This abandoned route was part of the original Port Royal Railroad, and was built in 1871.
The Port Royal Railroad was chartered in 1856 to build a line from Augusta, GA, on the border with South Carolina, to the coast at Port Royal, SC. Construction on the line began in 1870 from Port Royal to the west, and continued to Yemasee by 1871; the entire route was completed to Augusta by 1873. That same year, despite financial assistance from the Georgia Railroad, the railroad ultimately failed, and the GRR took over the route in 1878, who reorganized it as the Port Royal and Augusta Railway.

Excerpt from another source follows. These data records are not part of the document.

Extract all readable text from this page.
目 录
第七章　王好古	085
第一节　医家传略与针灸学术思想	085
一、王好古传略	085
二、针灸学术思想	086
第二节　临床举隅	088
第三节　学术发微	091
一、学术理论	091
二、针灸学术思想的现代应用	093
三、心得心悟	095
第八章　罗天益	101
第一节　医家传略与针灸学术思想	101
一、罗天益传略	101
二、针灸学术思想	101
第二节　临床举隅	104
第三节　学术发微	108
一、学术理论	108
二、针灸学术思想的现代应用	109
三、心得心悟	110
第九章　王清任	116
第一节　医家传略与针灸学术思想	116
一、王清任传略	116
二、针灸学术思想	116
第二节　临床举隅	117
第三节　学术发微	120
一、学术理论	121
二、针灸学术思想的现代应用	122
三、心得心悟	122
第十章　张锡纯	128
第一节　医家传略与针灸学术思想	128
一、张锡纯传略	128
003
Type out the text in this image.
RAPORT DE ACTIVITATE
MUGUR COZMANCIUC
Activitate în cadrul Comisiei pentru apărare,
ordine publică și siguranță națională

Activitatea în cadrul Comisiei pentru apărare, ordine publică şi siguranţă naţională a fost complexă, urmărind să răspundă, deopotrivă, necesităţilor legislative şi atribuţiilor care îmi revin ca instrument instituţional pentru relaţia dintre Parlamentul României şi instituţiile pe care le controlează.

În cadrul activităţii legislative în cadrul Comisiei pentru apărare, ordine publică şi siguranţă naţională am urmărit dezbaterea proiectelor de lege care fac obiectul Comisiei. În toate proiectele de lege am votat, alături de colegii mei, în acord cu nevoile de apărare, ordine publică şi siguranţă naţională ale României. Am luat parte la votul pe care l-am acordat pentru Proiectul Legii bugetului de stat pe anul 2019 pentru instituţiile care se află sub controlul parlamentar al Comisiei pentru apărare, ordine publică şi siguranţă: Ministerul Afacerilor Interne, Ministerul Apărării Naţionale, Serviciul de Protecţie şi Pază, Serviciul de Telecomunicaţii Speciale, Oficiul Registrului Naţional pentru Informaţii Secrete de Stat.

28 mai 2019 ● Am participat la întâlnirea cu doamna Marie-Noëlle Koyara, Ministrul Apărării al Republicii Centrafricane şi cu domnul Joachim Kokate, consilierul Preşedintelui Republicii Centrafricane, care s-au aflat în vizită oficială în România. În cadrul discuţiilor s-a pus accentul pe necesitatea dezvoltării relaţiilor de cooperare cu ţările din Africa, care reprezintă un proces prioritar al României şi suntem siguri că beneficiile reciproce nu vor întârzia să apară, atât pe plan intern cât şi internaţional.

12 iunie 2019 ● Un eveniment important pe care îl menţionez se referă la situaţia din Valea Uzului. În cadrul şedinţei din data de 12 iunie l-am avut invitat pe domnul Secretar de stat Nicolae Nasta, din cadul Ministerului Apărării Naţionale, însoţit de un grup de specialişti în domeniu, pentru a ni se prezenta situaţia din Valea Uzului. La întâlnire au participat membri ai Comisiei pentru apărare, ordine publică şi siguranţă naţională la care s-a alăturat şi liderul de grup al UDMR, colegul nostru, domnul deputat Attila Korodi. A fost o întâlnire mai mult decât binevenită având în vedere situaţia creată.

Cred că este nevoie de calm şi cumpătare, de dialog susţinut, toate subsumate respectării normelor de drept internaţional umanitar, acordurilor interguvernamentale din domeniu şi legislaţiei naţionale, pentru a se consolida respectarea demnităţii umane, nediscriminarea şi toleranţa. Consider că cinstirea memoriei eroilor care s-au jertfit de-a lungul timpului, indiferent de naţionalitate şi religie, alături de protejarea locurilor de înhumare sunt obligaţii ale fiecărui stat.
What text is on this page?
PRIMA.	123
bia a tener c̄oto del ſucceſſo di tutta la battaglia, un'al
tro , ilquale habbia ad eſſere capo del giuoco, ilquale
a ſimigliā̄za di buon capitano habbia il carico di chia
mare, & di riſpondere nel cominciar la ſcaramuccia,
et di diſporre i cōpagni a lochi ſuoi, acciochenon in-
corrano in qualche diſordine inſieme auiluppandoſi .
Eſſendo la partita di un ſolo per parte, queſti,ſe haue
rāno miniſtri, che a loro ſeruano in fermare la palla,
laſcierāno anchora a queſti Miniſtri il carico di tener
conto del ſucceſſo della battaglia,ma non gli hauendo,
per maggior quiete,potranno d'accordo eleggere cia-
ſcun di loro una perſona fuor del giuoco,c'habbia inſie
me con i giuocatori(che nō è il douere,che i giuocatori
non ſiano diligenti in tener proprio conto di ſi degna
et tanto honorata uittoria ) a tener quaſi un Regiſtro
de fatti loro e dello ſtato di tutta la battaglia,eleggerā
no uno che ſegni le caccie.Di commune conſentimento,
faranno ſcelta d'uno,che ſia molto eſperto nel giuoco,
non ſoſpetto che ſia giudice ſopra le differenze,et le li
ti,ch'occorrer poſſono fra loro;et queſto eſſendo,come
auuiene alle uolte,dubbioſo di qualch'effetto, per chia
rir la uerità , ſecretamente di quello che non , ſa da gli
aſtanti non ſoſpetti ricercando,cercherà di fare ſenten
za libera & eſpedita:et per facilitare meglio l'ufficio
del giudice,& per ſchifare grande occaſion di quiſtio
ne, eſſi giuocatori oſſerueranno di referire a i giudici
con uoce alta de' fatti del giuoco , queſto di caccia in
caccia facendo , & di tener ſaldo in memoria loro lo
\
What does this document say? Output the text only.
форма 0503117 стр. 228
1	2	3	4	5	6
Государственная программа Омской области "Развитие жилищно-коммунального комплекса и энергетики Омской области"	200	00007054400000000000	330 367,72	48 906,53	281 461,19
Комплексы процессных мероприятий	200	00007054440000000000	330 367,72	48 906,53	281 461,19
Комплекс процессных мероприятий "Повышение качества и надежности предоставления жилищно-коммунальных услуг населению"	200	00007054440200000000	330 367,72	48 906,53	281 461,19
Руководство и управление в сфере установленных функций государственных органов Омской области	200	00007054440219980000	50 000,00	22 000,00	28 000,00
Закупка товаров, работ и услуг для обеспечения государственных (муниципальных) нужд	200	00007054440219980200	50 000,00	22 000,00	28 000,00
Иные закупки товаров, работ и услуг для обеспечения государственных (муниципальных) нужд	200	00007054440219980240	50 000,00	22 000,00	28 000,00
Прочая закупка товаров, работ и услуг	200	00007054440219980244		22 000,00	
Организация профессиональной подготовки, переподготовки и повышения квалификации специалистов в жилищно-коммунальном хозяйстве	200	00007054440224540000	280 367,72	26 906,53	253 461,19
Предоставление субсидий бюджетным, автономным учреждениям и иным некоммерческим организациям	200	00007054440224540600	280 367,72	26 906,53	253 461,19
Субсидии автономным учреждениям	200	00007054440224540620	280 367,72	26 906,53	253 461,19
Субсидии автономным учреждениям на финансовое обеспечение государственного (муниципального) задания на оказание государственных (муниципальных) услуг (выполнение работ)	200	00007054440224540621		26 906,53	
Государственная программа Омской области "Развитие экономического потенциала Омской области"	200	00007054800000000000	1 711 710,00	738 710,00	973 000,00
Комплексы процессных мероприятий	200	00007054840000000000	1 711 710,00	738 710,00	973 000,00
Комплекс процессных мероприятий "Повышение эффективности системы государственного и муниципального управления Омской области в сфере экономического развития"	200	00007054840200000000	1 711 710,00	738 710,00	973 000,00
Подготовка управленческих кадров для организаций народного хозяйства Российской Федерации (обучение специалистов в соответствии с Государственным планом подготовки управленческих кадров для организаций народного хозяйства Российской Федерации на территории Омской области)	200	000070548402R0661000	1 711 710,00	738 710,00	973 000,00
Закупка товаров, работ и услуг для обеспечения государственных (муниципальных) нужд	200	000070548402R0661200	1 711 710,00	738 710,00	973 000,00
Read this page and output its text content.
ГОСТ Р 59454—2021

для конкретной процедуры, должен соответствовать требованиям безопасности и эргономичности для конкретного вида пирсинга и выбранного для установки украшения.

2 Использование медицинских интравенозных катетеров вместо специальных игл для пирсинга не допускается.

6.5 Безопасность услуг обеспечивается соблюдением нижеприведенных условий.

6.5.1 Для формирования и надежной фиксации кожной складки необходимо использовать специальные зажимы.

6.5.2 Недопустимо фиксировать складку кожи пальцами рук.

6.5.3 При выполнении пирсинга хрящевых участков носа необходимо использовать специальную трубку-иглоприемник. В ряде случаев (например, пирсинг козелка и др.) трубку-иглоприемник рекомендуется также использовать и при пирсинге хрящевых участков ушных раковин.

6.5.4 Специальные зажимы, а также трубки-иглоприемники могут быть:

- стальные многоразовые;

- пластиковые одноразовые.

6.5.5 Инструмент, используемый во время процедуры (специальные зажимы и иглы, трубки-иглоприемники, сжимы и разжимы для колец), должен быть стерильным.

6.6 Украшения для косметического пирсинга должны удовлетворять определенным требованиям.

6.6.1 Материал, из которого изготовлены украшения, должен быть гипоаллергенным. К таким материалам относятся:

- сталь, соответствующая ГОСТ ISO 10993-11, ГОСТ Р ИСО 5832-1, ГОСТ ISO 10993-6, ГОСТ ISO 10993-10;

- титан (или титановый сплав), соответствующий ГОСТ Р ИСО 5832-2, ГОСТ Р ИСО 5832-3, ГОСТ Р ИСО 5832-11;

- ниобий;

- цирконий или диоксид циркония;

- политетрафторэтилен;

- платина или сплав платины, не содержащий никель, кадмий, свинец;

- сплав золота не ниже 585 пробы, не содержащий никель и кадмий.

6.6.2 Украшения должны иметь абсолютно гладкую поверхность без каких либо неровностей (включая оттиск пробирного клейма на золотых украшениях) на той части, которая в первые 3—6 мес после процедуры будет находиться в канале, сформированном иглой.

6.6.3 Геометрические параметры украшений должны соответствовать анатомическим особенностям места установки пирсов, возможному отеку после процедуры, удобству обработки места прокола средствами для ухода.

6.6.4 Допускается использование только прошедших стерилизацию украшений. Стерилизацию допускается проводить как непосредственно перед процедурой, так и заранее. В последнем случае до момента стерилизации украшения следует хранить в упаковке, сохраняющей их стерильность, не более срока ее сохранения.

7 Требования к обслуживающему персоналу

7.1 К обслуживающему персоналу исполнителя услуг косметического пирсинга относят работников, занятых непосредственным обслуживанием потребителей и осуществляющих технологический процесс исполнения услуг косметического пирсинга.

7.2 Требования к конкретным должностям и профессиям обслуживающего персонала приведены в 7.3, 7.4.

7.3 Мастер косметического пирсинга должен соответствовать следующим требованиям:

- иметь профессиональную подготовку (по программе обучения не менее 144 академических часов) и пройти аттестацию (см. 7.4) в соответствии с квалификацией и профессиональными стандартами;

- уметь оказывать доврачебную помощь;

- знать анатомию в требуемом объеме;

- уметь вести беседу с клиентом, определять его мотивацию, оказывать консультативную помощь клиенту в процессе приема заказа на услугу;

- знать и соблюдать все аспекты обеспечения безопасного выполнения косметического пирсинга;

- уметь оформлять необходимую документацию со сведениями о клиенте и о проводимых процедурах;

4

Three years later, the railroad came under the ownership of the Central of Georgia Railroad, but the state of South Carolina requisitioned that portion of the right-of-way within South Carolina in a number of legal battles that took place in the early 1890s. Ultimately, in 1898, the PR&A and the Port Royal & Western Carolina Railroad (at the time both under the control of the state of South Carolina) merged to form the Charleston and Western Carolina Railway. Soon after, the C&WC came under the control of the Atlantic Coast Line railroad in 1897, ultimately becoming an official part of the ACL in 1959.
The line continued operation through the Seabord Coast Line merger, the consolidation of various lines into the Seaboard System, and ultimately, CSX.
This portion of the former C&WC between Yemasee and the end of the line at Port Royal was abandoned by CSX in the early part of the first decade of the 2000s.